Speed and self-confidence, that’s Astrid’s motto. Nicknamed “the little thunderbolt,” she loves to spend her days racing down the hillside on her sled, singing loudly as she goes, and visiting Gunnvald, her grumpy, septuagenarian best friend and godfather, who makes hot chocolate from real chocolate bars. She just wishes there were other children to share her hair-raising adventures with.

But Astrid’s world is about to be turned upside down by two startling arrivals to the village of Glimmerdal: first a new family, then a mysterious, towering woman who everyone seems to know but Astrid. It turns out that Gunnvald has been keeping a big secret from his goddaughter, one that will test their friendship to its limits. Astrid is not too happy about some of these upheavals in Glimmerdal — but, luckily, she has a plan to set things right.

This one looks too cute! Plus, it’s a translated middle grade novel. I’m glad to have received an ARC from the publisher! 

The Benefits of Being an Octopus

It’s not often that you read a middle grade novel with a protagonist dealing with real “adult” challenges. Zoey is too busy to do things that other kids can indulge in without a second thought. I enjoyed the way Ann Braden handles all the subplots in this story, from Fuschia, Silas, to Zoey’s mom and even the kids in her school. I finished this feeling like I understood all the characters.

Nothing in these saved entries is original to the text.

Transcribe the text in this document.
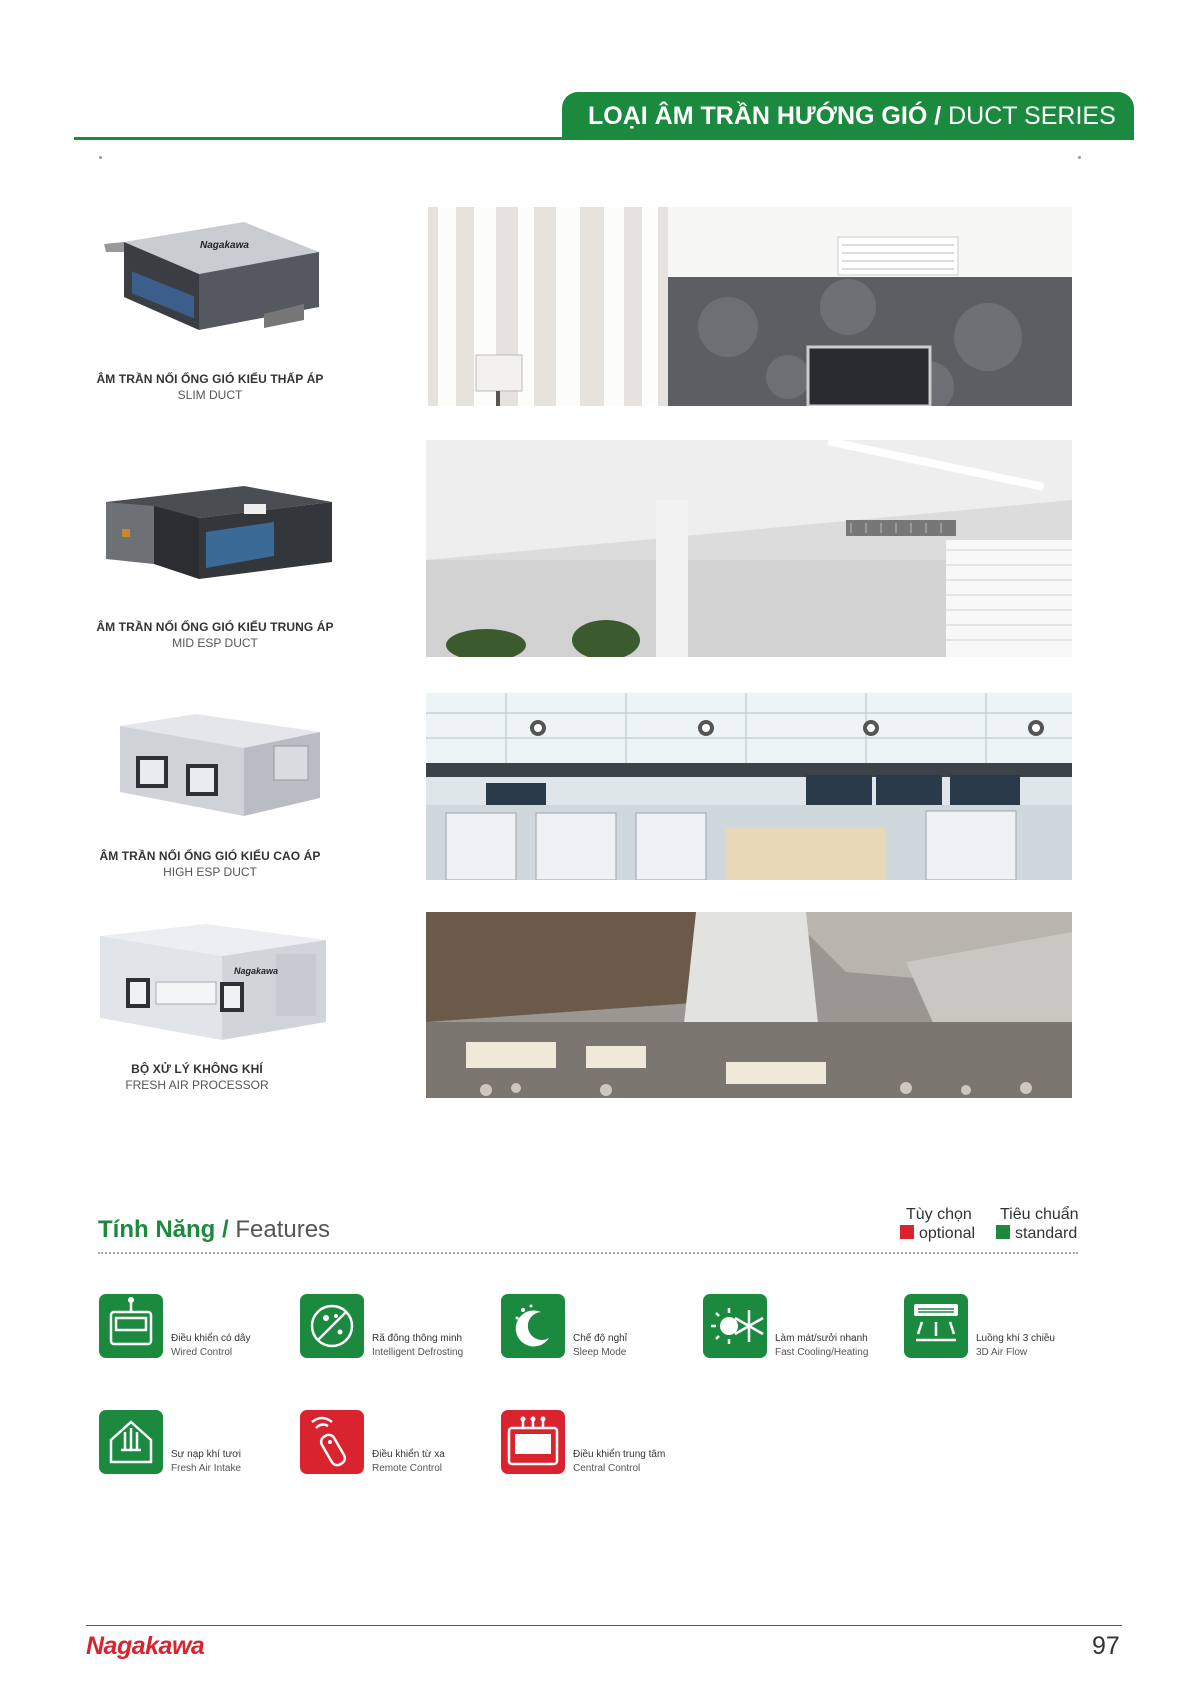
LOẠI ÂM TRẦN HƯỚNG GIÓ / DUCT SERIES
Nagakawa
ÂM TRẦN NỐI ỐNG GIÓ KIỂU THẤP ÁP
SLIM DUCT
ÂM TRẦN NỐI ỐNG GIÓ KIỂU TRUNG ÁP
MID ESP DUCT
ÂM TRẦN NỐI ỐNG GIÓ KIỂU CAO ÁP
HIGH ESP DUCT
Nagakawa
BỘ XỬ LÝ KHÔNG KHÍ
FRESH AIR PROCESSOR
Tính Năng / Features
Tùy chọn
optional
Tiêu chuẩn
standard
Điều khiển có dây
Wired Control
Rã đông thông minh
Intelligent Defrosting
Chế độ nghỉ
Sleep Mode
Làm mát/sưởi nhanh
Fast Cooling/Heating
Luồng khí 3 chiều
3D Air Flow
Sự nạp khí tươi
Fresh Air Intake
Điều khiển từ xa
Remote Control
Điều khiển trung tâm
Central Control
Nagakawa	97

Still, at the crux of the matter of this book is a powerful debate and it’s clear that Braden wants us to view the issue she addresses from a different perspective. I definitely think this book will generate great conversation and that’s important.

Out Sept 4, 2018.

Everlasting Nora

 

After a family tragedy results in the loss of both father and home, 12-year-old Nora lives with her mother in Manila’s North Cemetery, which is the largest shantytown of its kind in the Philippines today.

When her mother disappears mysteriously one day, Nora is left alone.

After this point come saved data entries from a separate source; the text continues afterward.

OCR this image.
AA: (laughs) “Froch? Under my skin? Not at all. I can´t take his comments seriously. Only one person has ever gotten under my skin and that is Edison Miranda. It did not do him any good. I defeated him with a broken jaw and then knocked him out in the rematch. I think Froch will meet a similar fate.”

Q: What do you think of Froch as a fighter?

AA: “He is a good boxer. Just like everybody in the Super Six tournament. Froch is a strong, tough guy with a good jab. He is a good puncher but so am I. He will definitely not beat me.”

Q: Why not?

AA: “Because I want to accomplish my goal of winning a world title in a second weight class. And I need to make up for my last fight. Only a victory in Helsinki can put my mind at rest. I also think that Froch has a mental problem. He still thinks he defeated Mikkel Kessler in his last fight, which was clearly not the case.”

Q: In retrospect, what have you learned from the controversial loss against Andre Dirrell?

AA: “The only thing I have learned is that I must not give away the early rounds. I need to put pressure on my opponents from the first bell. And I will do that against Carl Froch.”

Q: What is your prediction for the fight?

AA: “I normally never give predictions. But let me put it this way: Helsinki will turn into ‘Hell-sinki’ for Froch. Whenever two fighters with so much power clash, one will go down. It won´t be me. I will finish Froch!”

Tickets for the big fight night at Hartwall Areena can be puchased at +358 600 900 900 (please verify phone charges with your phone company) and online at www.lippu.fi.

With help from her best friend Jojo and the support of his kindhearted grandmother, Nora embarks on a journey riddled with danger in order to find her mom. Along the way she also rediscovers the compassion of the human spirit, the resilience of her community, and everlasting hope in the most unexpected places.

Out Oct 2, 2018.

PICTURE BOOKS TO DIE FOR

 

4 Picture books to DIE for this fall! @penguinrandom @lantanapub @PAPress Click To Tweet

Good Morning, Neighbor

I received an ARC of this picture book from the publisher. A lovely story about the beauty of collaboration, friendship and inclusion. Unique illustrations too! I loved this one.

Out Sept 4, 2018.

Dreamers

Thanks to Neal Porter Books for an electronic Advance Reader’s Copy of this picture book. Striking illustrations fill this beautiful book, but the story in its pages is even more heartwarming! 

Based on Morales’ own experience as an immigrant, DREAMERS highlights the disorienting experience of moving countries, especially with a language barrier. She also centers the story on the gift of books and the library at a time when she most needed to find home.

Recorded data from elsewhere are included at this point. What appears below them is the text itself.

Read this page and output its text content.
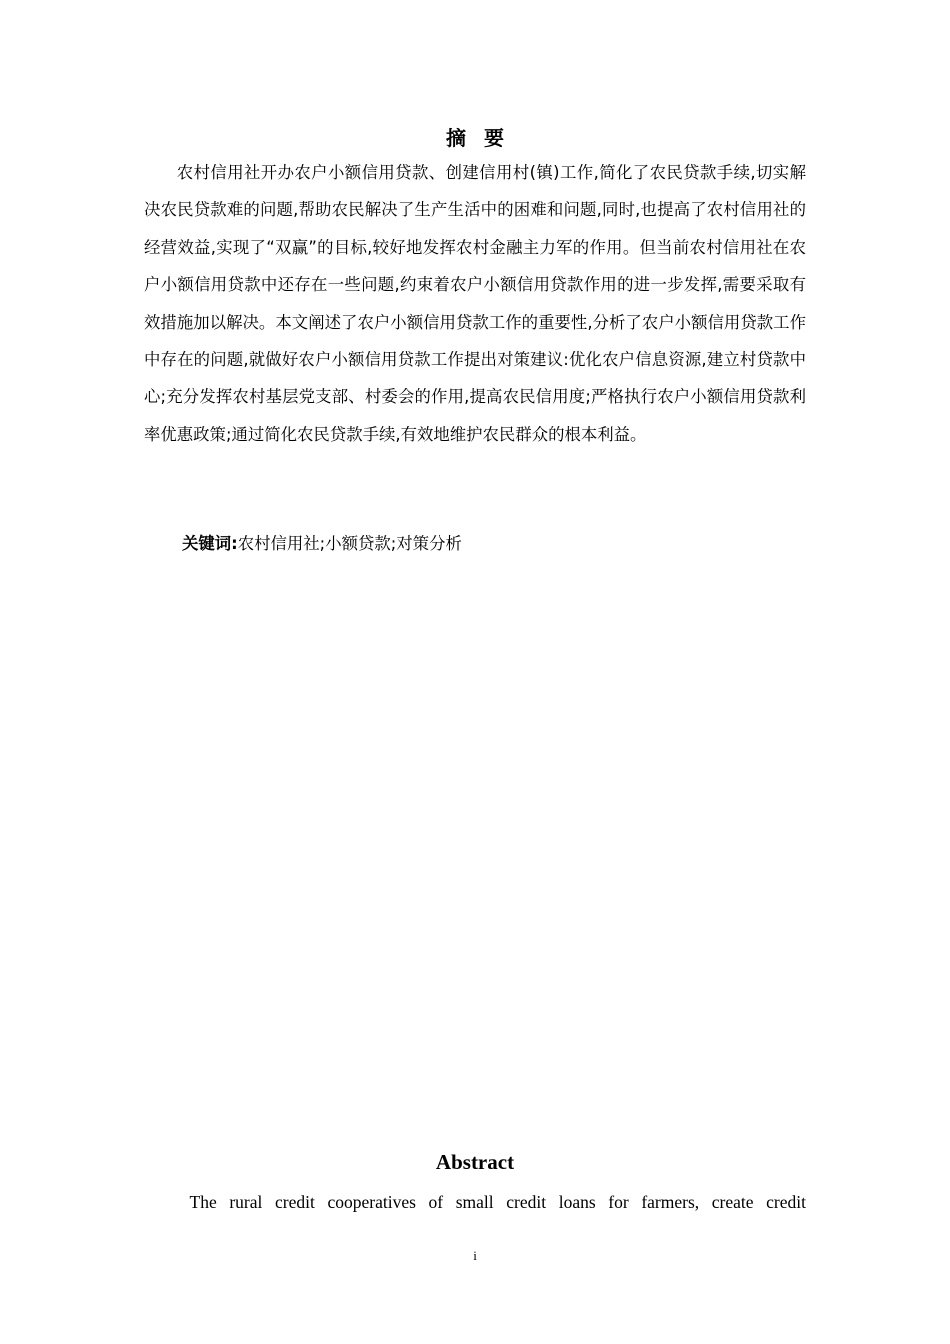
摘要

农村信用社开办农户小额信用贷款、创建信用村(镇)工作,简化了农民贷款手续,切实解决农民贷款难的问题,帮助农民解决了生产生活中的困难和问题,同时,也提高了农村信用社的经营效益,实现了“双赢”的目标,较好地发挥农村金融主力军的作用。但当前农村信用社在农户小额信用贷款中还存在一些问题,约束着农户小额信用贷款作用的进一步发挥,需要采取有效措施加以解决。本文阐述了农户小额信用贷款工作的重要性,分析了农户小额信用贷款工作中存在的问题,就做好农户小额信用贷款工作提出对策建议:优化农户信息资源,建立村贷款中心;充分发挥农村基层党支部、村委会的作用,提高农民信用度;严格执行农户小额信用贷款利率优惠政策;通过简化农民贷款手续,有效地维护农民群众的根本利益。

关键词:农村信用社;小额贷款;对策分析
Abstract

The rural credit cooperatives of small credit loans for farmers, create credit

i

I enjoyed this one tremendously and believe it’s a necessary addition to your picture book collection!

Out Sept 4, 2018.

Time for Bed, Miyuki

Thanks to Princeton Architectural Press for such a whimsical experience. Truly, quaint illustrations of a little girl who just does not want to go to bed. Loved this one.

Out Sept 18, 2018.

Sing to the Moon

I received this gorgeous picture book from Lantana Publishing about a Ugandan boy who’s stuck at home with his grandfather on a rainy day. As the two engage in mundane chores and daily activities narrated in rhymes, it is clear that magic can exist anywhere with the right stories. Particularly, I enjoyed how intimate and enchanting this one was, in addition to the warm relationship between grandfather and grandson showcased in the book. The illustrations are also dreamy and unique as can be expected from Lantana Publishing! 

Out Oct 1, 2018.

These are just a few of my loved or highly anticipated reads this fall — some of the very best books of fall 2018 (even though it’s more like rainy season where I live).

Which books, new or not so new are you excited to read in the last quarter of this year?